The Mill House
Date
Category
March 7, 2019 | Architecture
The Mill House by Wingårdh Arkitektkontor
The Mill House is converted from a large old farm in the countryside in southern Sweden into a vacation house for a family from the nearby city of Malmö. It was designed by Wingårdh Arkitektkontor, a Sweden based architectural agency.
The entire building is crafted with the precision of fine cabinetry and the craftsmanship and materials – oak and limestone – infuse the atmosphere with warmth and authenticity. The heavily detailed architecture of the interior is more than a mere background for its contents.
By contrast, the simple exterior gives no indication of the care lavished on the inside, particularly the façade towards the courtyard.
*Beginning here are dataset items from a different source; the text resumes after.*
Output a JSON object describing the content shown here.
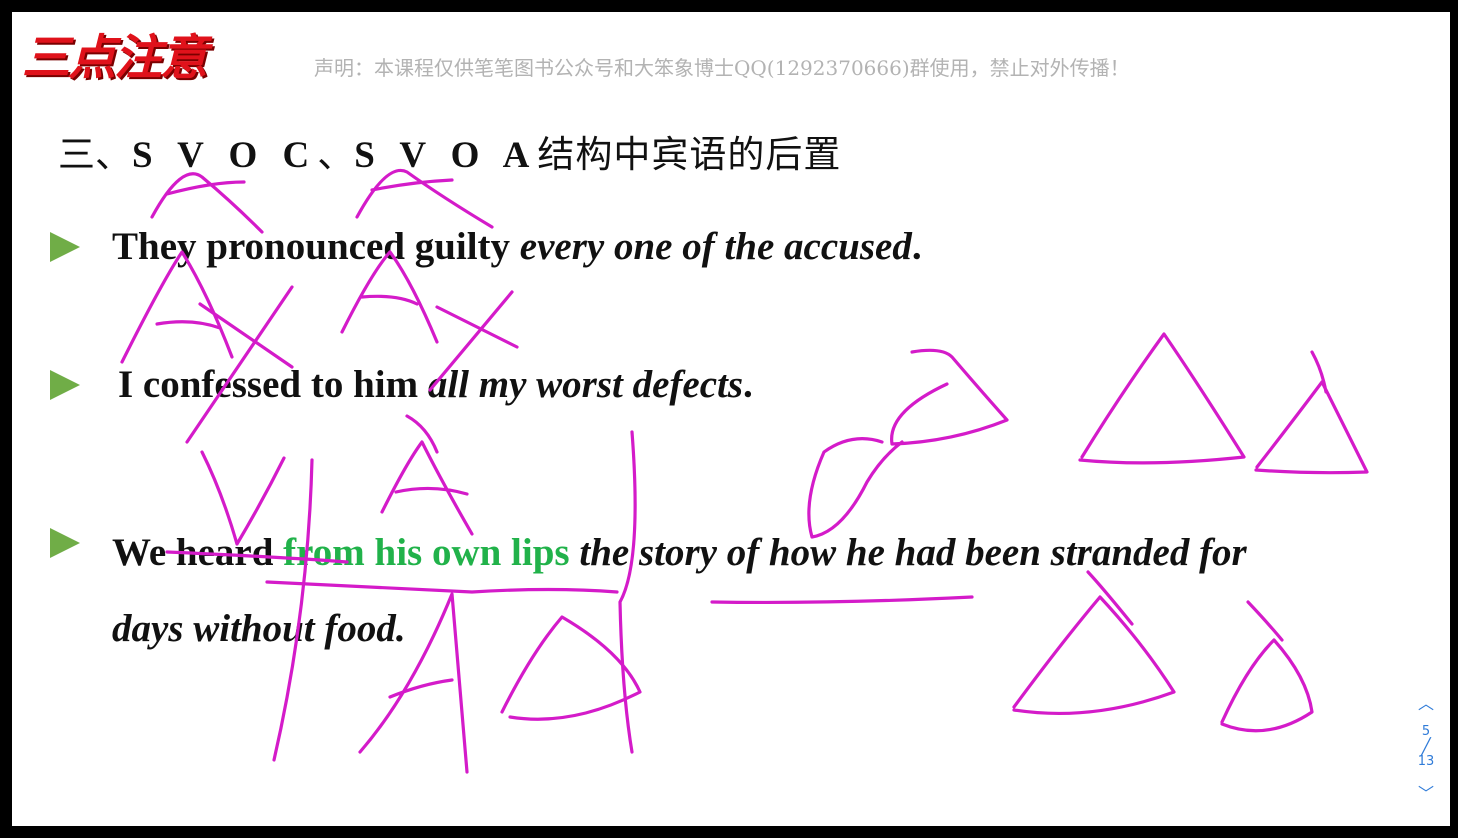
{
  "logo": {
    "text": "三点注意"
  },
  "disclaimer": "声明：本课程仅供笔笔图书公众号和大笨象博士QQ(1292370666)群使用，禁止对外传播！",
  "heading": {
    "prefix": "三、",
    "code1": "S V O C",
    "sep": "、",
    "code2": "S V O A",
    "suffix": "结构中宾语的后置"
  },
  "sentences": [
    {
      "p1": "They  pronounced  guilty  ",
      "p2": "every one of the accused",
      "p3": "."
    },
    {
      "p1": "I  confessed  to him  ",
      "p2": "all my worst defects",
      "p3": "."
    },
    {
      "p1": "We  heard  ",
      "green": "from his own lips",
      "p2": "  the story of how he had been stranded for",
      "line2": "days without food."
    }
  ],
  "pager": {
    "prev_icon": "chevron-up-icon",
    "next_icon": "chevron-down-icon",
    "current": "5",
    "total": "13"
  },
  "colors": {
    "bullet": "#70ad47",
    "ink": "#d41bc9",
    "logo": "#e0121b",
    "highlight": "#21b24a"
  }
}
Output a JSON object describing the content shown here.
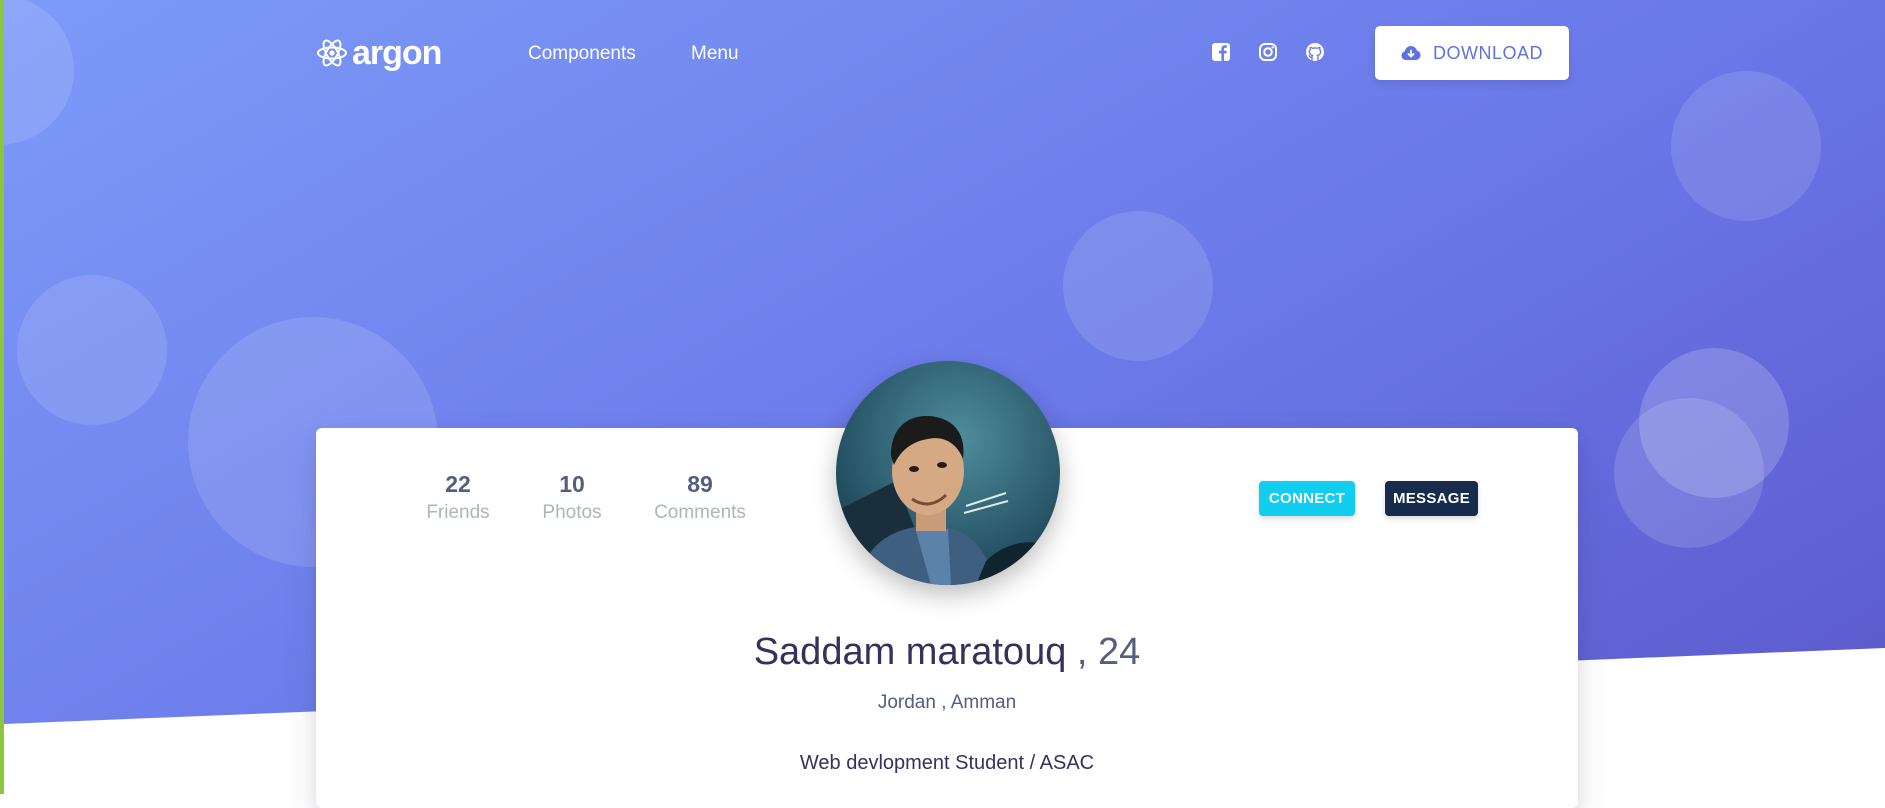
{
  "nav": {
    "brand": "argon",
    "links": [
      "Components",
      "Menu"
    ],
    "social": [
      "facebook-icon",
      "instagram-icon",
      "github-icon"
    ],
    "download_label": "DOWNLOAD"
  },
  "profile": {
    "stats": [
      {
        "value": "22",
        "label": "Friends"
      },
      {
        "value": "10",
        "label": "Photos"
      },
      {
        "value": "89",
        "label": "Comments"
      }
    ],
    "connect_label": "CONNECT",
    "message_label": "MESSAGE",
    "name": "Saddam maratouq",
    "age": ", 24",
    "location": "Jordan , Amman",
    "role": "Web devlopment Student / ASAC"
  },
  "colors": {
    "primary": "#5e72e4",
    "info": "#11cdef",
    "default": "#172b4d",
    "hero_start": "#7d9bf8",
    "hero_end": "#5b57c9"
  }
}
Its most prominent feature is a horizontal gable window of adjoining squares, but as a whole, the exterior seems to strive for an archetypal simplicity that recalls the watermill that once stood on the site.
The path of water is lyrically articulated: rainwater pitches from a scupper in the stone wall into a brimming trough overflows across the limestone border of the patio and trickles into the stream below. This detail breathes the same clarifying calm as Sen-no-Rikyu’s contemplative 16th-century teahouses in Kyoto. The relationship between this sauna and the Japanese tradition of aesthetic simplicity is obvious in the poetic treatment of basic elements, such as the subtly recessed seat before the open fire or the beautiful relationship between the floor upstairs and the ceiling.
In contrast to the straightforward simplicity of teahouse architecture, which strove after an artless naïveté in the treatment of materials, the finishes in this building are executed with great artistry. If Sukiya architecture was meant to surprise the samurai with its robust expressiveness, this little house is surprisingly extravagant. Unfortunately, the dignity of the refined interior is not reflected in its largely trivial surroundings, which in the end diminish its glory. The ambitious architecture outreaches its humble site.